Celan ist seit 1951 mit der Französin Gisèle Lestrange verheiratet, Bachmann liiert sich wenig später mit dem Komponisten Hans Werner Henze. Nach dem Scheitern des zweiten Anlaufs mit Celan 1958 zieht sie zu Max Frisch.

Das Drama des Übersehenen

Wirklich voneinander lassen aber können die beiden nicht, wie ihr erst 1967 endgültig endender Briefwechsel eindrucksvoll und oft erschütternd zeigt. Neben zarten Liebesgedichten Celans und ständigen gegenseitigen Bitten um Aufmerksamkeit drängt sich immer wieder auch deutsche Zeit- und Literaturgeschichte ins Blickfeld.

1952 lesen beide vor der Gruppe 47 in Niendorf mit Autoren wie Günter Grass, Heinrich Böll und Walter Jens im Publikum Gedichte.
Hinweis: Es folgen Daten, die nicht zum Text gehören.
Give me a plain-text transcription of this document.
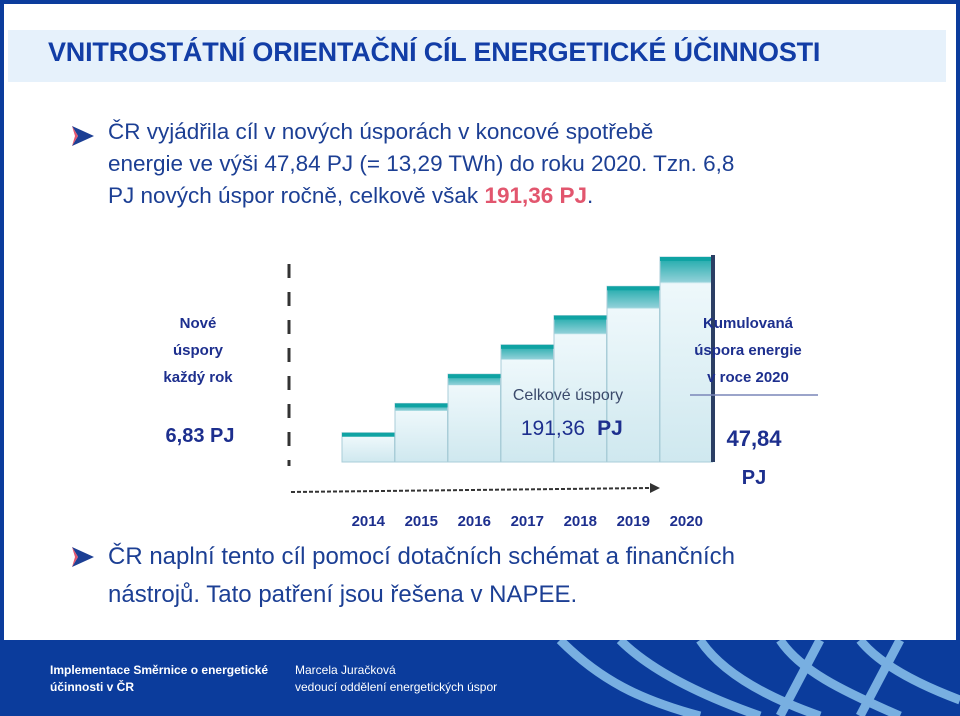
VNITROSTÁTNÍ ORIENTAČNÍ CÍL ENERGETICKÉ ÚČINNOSTI
ČR vyjádřila cíl v nových úsporách v koncové spotřebě
energie ve výši 47,84 PJ (= 13,29 TWh) do roku 2020. Tzn. 6,8
PJ nových úspor ročně, celkově však 191,36 PJ.
2014 2015 2016 2017 2018 2019 2020
Nové
úspory
každý rok
6,83 PJ
Kumulovaná
úspora energie
v roce 2020
47,84
PJ
Celkové úspory
191,36 PJ
ČR naplní tento cíl pomocí dotačních schémat a finančních
nástrojů. Tato patření jsou řešena v NAPEE.
Implementace Směrnice o energetické
účinnosti v ČR
Marcela Juračková
vedoucí oddělení energetických úspor
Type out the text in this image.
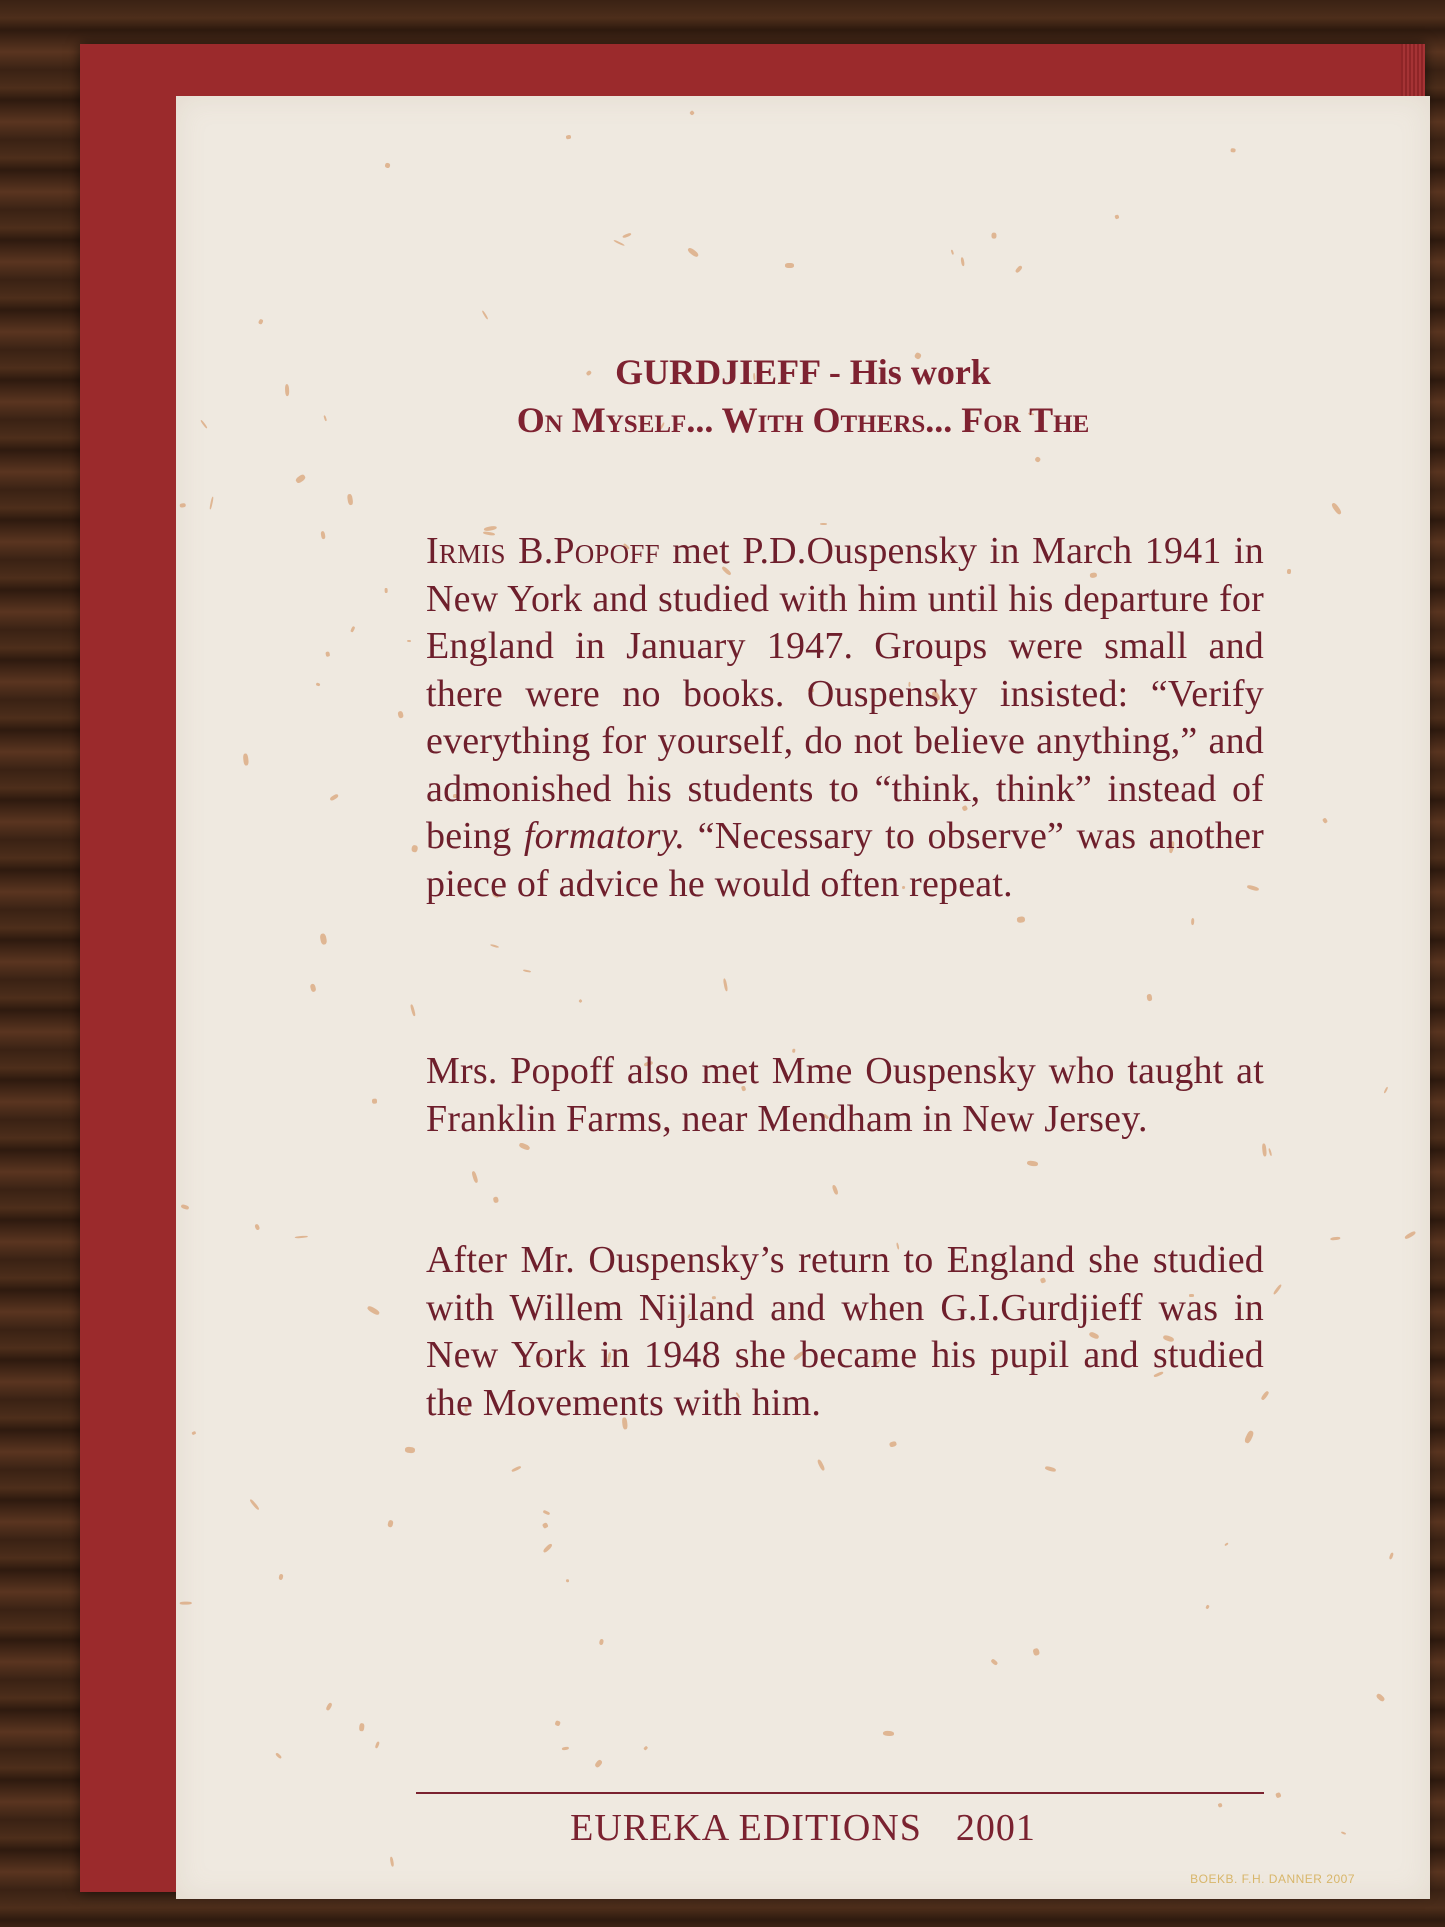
GURDJIEFF - His work
On Myself... With Others... For The

Irmis B.Popoff met P.D.Ouspensky in March 1941 in New York and studied with him until his departure for England in January 1947. Groups were small and there were no books. Ouspensky insisted: “Verify everything for yourself, do not believe anything,” and admonished his students to “think, think” instead of being formatory. “Necessary to observe” was another piece of advice he would often repeat.

Mrs. Popoff also met Mme Ouspensky who taught at Franklin Farms, near Mendham in New Jersey.

After Mr. Ouspensky’s return to England she studied with Willem Nijland and when G.I.Gurdjieff was in New York in 1948 she became his pupil and studied the Movements with him.

EUREKA EDITIONS 2001
BOEKB. F.H. DANNER 2007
Die schüchterne, schöne Bachmann wird bejubelt, Celan für den Vortrag der - heute berühmten - «Todesfuge» nur belächelt. Man habe sich über Celans Singsang amüsiert, weil er an den «Goebbels-Ton» erinnert habe, berichtete Jens später.

Hilfreiche Kommentare

Der Briefverkehr zwischen Celan und Bachmann ist komplett abgedruckt. Hinzu kommen Briefe zwischen Max Frisch und Celan sowie der bewegende Briefwechsel zwischen Celans französischer Ehefrau und der Ex-Geliebten bis kurz vor Bachmanns Tod.

Erklärende Kommentare zu allen Briefen, die Beleuchtung der Hintergründe und eine ausführliche Zeittafel zum Leben der beiden Autoren füllen die zweite Hälfte des Buches. Auch die Sorgfalt der Herausgeber dabei machen «Herzzeit» zu einer herausragenden publizistischen Leistung.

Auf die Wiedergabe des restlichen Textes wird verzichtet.